9. The method corresponding to the SMS auditing system based on multi-agent collaboration and GraphRAG as described in claim 7, characterized in that, Before outputting the entry-level conclusion, a stability check is performed. The stability check includes: performing a bounded perturbation on the set of triggering conditions in the compliance obligation automaton to generate a set of counterfactual conditions, and repeatedly executing S3 to S5 under each counterfactual condition to obtain a counterfactual compliance proof object; when the difference between the obligation state coverage mapping of the counterfactual compliance proof object and the obligation state coverage mapping of the original compliance proof object exceeds a threshold, the entry-level conclusion is marked as low confidence or requires manual confirmation.

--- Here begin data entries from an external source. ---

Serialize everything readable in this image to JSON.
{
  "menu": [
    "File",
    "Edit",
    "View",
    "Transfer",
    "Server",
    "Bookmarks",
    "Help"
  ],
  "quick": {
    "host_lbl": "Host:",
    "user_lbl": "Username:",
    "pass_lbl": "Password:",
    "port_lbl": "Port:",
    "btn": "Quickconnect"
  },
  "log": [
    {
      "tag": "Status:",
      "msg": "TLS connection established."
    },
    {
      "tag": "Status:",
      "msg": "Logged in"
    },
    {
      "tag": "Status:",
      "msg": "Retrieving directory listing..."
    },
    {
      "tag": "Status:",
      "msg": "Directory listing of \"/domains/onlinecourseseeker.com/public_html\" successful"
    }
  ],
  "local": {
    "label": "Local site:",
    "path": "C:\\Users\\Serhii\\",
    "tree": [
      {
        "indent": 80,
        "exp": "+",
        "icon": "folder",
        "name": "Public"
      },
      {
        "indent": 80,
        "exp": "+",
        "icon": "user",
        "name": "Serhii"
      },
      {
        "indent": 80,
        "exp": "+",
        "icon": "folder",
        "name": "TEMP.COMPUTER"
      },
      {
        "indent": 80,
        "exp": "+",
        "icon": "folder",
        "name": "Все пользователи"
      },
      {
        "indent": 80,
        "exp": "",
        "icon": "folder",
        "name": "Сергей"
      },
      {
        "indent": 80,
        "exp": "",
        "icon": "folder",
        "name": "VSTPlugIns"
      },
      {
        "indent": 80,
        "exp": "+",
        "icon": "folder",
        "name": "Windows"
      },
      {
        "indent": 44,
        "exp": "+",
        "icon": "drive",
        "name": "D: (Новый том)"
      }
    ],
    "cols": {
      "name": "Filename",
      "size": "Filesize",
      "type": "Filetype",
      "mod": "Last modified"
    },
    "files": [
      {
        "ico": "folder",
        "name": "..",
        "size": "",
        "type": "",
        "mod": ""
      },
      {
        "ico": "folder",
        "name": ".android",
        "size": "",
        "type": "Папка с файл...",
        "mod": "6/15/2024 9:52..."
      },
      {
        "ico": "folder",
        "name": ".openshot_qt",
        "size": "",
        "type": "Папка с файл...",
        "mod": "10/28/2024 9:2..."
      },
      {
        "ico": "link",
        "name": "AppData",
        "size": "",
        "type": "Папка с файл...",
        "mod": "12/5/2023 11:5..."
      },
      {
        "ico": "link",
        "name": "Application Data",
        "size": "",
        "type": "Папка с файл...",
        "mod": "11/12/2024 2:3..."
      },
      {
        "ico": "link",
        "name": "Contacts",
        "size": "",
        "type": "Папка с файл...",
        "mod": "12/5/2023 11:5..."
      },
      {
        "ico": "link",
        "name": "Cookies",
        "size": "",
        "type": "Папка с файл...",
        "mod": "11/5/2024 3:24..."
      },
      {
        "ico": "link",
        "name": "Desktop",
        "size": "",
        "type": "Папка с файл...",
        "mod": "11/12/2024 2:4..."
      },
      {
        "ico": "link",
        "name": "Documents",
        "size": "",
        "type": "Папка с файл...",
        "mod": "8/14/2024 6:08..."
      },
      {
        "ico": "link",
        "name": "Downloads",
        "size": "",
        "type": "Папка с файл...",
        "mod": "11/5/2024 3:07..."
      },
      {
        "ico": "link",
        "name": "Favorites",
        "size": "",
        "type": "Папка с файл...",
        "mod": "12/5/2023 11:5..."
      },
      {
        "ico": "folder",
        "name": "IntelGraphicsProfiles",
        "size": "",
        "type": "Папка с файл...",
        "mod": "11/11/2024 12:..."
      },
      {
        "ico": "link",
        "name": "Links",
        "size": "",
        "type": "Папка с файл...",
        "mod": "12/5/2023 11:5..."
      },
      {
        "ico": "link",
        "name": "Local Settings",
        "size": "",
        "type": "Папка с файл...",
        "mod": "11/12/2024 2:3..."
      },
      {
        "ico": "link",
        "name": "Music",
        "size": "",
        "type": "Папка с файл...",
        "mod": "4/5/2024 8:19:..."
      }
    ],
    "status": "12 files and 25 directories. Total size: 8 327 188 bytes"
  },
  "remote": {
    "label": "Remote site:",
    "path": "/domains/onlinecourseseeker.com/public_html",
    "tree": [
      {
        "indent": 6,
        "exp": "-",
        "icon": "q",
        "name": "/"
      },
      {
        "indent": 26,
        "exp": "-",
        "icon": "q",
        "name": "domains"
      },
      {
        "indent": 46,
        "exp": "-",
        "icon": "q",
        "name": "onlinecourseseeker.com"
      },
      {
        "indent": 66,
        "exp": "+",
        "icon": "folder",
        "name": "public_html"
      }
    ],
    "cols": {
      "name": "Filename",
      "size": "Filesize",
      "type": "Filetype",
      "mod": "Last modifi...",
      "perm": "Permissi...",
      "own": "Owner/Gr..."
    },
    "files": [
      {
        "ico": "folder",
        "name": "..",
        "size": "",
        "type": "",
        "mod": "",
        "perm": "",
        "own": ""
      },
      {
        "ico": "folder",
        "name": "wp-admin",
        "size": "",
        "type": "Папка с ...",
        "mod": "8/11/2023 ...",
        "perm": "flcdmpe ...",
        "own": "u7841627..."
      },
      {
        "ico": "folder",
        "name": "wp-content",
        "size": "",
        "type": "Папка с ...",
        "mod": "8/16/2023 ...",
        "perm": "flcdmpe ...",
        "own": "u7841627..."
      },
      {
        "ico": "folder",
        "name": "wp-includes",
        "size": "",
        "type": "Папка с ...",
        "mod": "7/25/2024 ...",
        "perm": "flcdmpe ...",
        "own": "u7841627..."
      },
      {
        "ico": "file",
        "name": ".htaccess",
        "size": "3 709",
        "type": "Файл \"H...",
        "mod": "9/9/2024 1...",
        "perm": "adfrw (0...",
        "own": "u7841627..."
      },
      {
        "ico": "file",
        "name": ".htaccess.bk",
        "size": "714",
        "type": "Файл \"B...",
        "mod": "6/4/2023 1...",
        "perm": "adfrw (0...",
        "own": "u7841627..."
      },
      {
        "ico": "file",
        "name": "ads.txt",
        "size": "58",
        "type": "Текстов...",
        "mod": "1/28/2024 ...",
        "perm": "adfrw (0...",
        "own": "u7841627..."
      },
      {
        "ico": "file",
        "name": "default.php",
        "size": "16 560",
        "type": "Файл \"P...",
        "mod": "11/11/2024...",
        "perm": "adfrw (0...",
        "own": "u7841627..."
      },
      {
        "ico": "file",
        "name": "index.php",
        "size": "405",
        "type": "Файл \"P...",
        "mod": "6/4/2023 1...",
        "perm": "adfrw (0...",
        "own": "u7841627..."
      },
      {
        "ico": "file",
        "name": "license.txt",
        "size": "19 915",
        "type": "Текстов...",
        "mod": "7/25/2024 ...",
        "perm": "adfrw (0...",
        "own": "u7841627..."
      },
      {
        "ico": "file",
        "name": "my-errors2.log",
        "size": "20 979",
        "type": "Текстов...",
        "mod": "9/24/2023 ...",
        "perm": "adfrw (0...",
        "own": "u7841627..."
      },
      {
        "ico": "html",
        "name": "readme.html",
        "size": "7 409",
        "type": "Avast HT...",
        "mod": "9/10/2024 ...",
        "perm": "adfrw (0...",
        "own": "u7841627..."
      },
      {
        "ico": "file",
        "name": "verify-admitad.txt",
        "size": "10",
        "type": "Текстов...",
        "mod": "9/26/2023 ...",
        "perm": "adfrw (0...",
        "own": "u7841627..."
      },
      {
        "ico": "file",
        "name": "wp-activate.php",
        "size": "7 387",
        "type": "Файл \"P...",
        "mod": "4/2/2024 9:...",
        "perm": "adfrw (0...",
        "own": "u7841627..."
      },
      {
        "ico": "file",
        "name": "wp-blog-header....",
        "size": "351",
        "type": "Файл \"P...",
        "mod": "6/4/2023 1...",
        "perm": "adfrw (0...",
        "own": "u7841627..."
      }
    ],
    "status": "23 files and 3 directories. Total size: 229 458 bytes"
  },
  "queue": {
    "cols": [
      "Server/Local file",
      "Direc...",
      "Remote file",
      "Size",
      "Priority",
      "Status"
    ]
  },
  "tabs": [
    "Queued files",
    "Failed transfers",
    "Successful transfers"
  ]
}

10. The method corresponding to the SMS auditing system based on multi-agent collaboration and GraphRAG according to claim 7, characterized in that, It also includes the steps of building and applying a library of counterexample patterns: The counterexample objects generated in S6 are used to extract counterexample signatures according to preset signature rules. The counterexample signature includes at least the failure obligation status identifier, failure constraint type, missing evidence type, missing entity set, and relation type sequence of conflicting evidence paths. The counterexample signature and the corresponding retrieval constraint rewriting strategy are stored in the counterexample pattern library. Before executing S3 on a new checklist item, an item feature vector is generated based on the obligation status set and evidence pattern constraints corresponding to the item, and matched with the counterexample signature in the counterexample pattern library. When the matching degree exceeds the threshold, the corresponding retrieval constraint rewriting strategy and graph traversal boundary limit are automatically preset before the first retrieval to reduce the number of counterexample-rewriting-machine verification iterations and improve the machine verification pass rate.